What is Using My Power Pivot Memory?

As referenced in my previous post, the numbers I was getting for memory usage from Kasper’s VBA Script did not make sense to me. After taking the time to better understand how Power Pivot stores data… it became clear to me why.

Let’s look at what the script does, and does not, include… and figure out how much we care. Smile

What is being reported?

Recall that I had discussed two types of encoding: Hash encoding and Value encoding. The former is good for strings, and also for numeric values that are really “spread out”… 1, 10000, and 1000000. Value encoding is good for when the numbers are all clustered together… 10002, 10005, 100012. (We can just subtract 10002 from each number to get to 0, 3, 10… reducing the number of bits to store the numbers, and avoiding a hash table).

Okay, back to the script.
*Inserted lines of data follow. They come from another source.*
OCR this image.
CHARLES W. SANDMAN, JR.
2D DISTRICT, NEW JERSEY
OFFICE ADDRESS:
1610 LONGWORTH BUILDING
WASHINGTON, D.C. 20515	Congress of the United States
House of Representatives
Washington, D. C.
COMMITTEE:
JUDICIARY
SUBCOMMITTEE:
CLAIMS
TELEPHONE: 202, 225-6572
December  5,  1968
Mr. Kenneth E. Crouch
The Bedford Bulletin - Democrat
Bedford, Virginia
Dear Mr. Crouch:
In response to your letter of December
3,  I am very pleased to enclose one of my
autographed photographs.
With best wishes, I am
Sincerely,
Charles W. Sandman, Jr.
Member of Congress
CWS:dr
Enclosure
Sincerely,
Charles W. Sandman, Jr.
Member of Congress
It works by querying the DMVs (Dynamic Management Views), in particular, the “size” reported from the script comes from dictionary_size field of the $system.DISCOVER_STORAGE_TABLE_COLUMNS view.
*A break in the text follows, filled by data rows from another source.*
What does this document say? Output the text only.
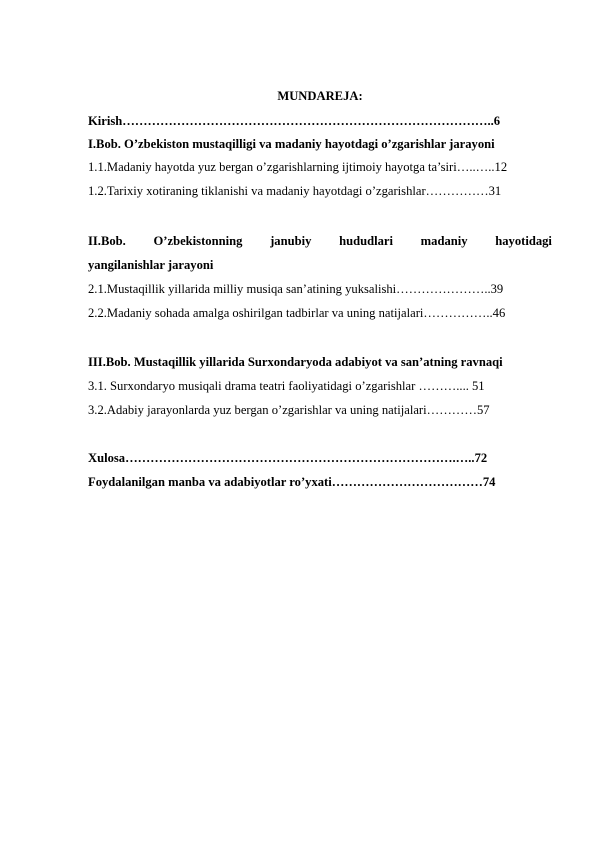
MUNDAREJA:
Kirish……………………………………………………………………………..6
I.Bob. O’zbekiston mustaqilligi va madaniy hayotdagi o’zgarishlar jarayoni
1.1.Madaniy hayotda yuz bergan o’zgarishlarning ijtimoiy hayotga ta’siri…..…..12
1.2.Tarixiy xotiraning tiklanishi va madaniy hayotdagi o’zgarishlar……………31
II.Bob. O’zbekistonning janubiy hududlari madaniy hayotidagi
yangilanishlar jarayoni
2.1.Mustaqillik yillarida milliy musiqa san’atining yuksalishi…………………..39
2.2.Madaniy sohada amalga oshirilgan tadbirlar va uning natijalari……………..46
III.Bob. Mustaqillik yillarida Surxondaryoda adabiyot va san’atning ravnaqi
3.1. Surxondaryo musiqali drama teatri faoliyatidagi o’zgarishlar ……….... 51
3.2.Adabiy jarayonlarda yuz bergan o’zgarishlar va uning natijalari…………57
Xulosa…………………………………………………………………….…..72
Foydalanilgan manba va adabiyotlar ro’yxati………………………………74
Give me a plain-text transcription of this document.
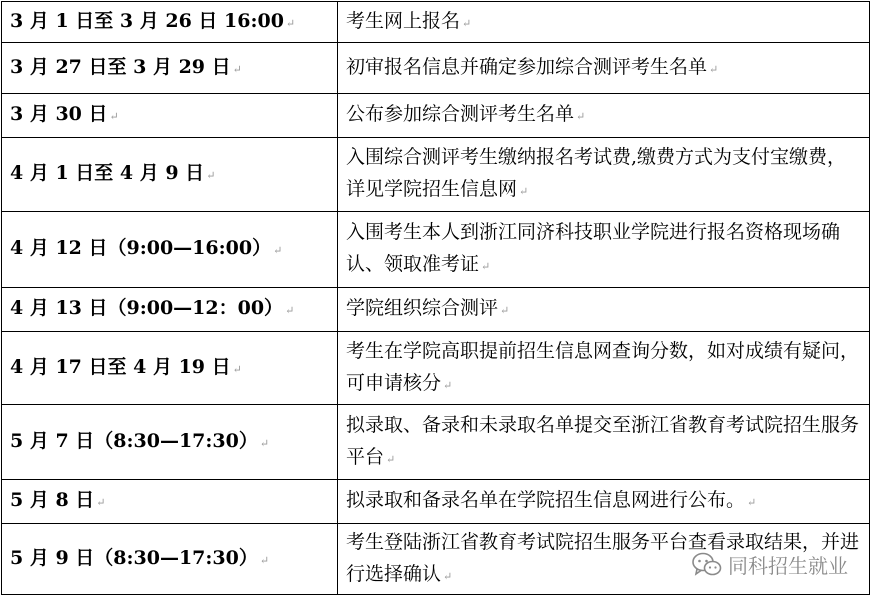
3 月 1 日至 3 月 26 日 16:00 ↵	考生网上报名 ↵
3 月 27 日至 3 月 29 日 ↵	初审报名信息并确定参加综合测评考生名单 ↵
3 月 30 日 ↵	公布参加综合测评考生名单 ↵
4 月 1 日至 4 月 9 日 ↵	入围综合测评考生缴纳报名考试费,缴费方式为支付宝缴费，详见学院招生信息网 ↵
4 月 12 日（9:00—16:00） ↵	入围考生本人到浙江同济科技职业学院进行报名资格现场确认、领取准考证 ↵
4 月 13 日（9:00—12：00） ↵	学院组织综合测评 ↵
4 月 17 日至 4 月 19 日 ↵	考生在学院高职提前招生信息网查询分数，如对成绩有疑问，可申请核分 ↵
5 月 7 日（8:30—17:30） ↵	拟录取、备录和未录取名单提交至浙江省教育考试院招生服务平台 ↵
5 月 8 日 ↵	拟录取和备录名单在学院招生信息网进行公布。 ↵
5 月 9 日（8:30—17:30） ↵	考生登陆浙江省教育考试院招生服务平台查看录取结果，并进行选择确认 ↵	同科招生就业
sQuery = “SELECT dimension_name, attribute_name, DataType,(dictionary_size/1024) AS dictionary_size ” & _
“FROM $system.DISCOVER_STORAGE_TABLE_COLUMNS ” & _
“WHERE dictionary_size > 0”

So, it is reporting the size of some dictionary. What dictionary!? Hint: It rhymes with Sash Label. Stash Fable? Mash Cable? Lash Table? Bash Gable? Wow, it apparently rhymes with a lot of things. Also, I had to search for “Gable” on the internet to remind myself what it was. I have issues.

Anyway, Kasper’s script is LITERALLY only reporting on the size of the hash table. At first blush, I was like … WHAT THE HELLS KASPER!? Broken heart So…

In Defense of Kasper (or his script, or both)

He says, right on the blog entry, “The SSAS DMV used to get this information does only return the segment size of a column, this is not all the memory that is used per column but will give enough information to get an good idea of the actual usage.”
I got a ton of value out of the script, exactly as written. Heck, the script helps me make actual money! If a client wants a consult to help performance… running this script is typically the first thing I do. It instantly gives me valuable info about what columns are eating memory — focusing our attention to those things most likely to benefit from tuning.
The relevance of the numbers it gives are higher than you expect. Let’s expand on that…

So… we are not reporting on the size of the “actual” data in the column… for hash encoded columns we are only reporting on the size of the hash table. And for value encoded columns we aren’t reporting on… anything. It sounds bad. However…

Assuming we are looking at this to optimize performance (and if you are not, you have got WAY too much time on your hands), I submit the size of the hash table is the leading indicator of performance.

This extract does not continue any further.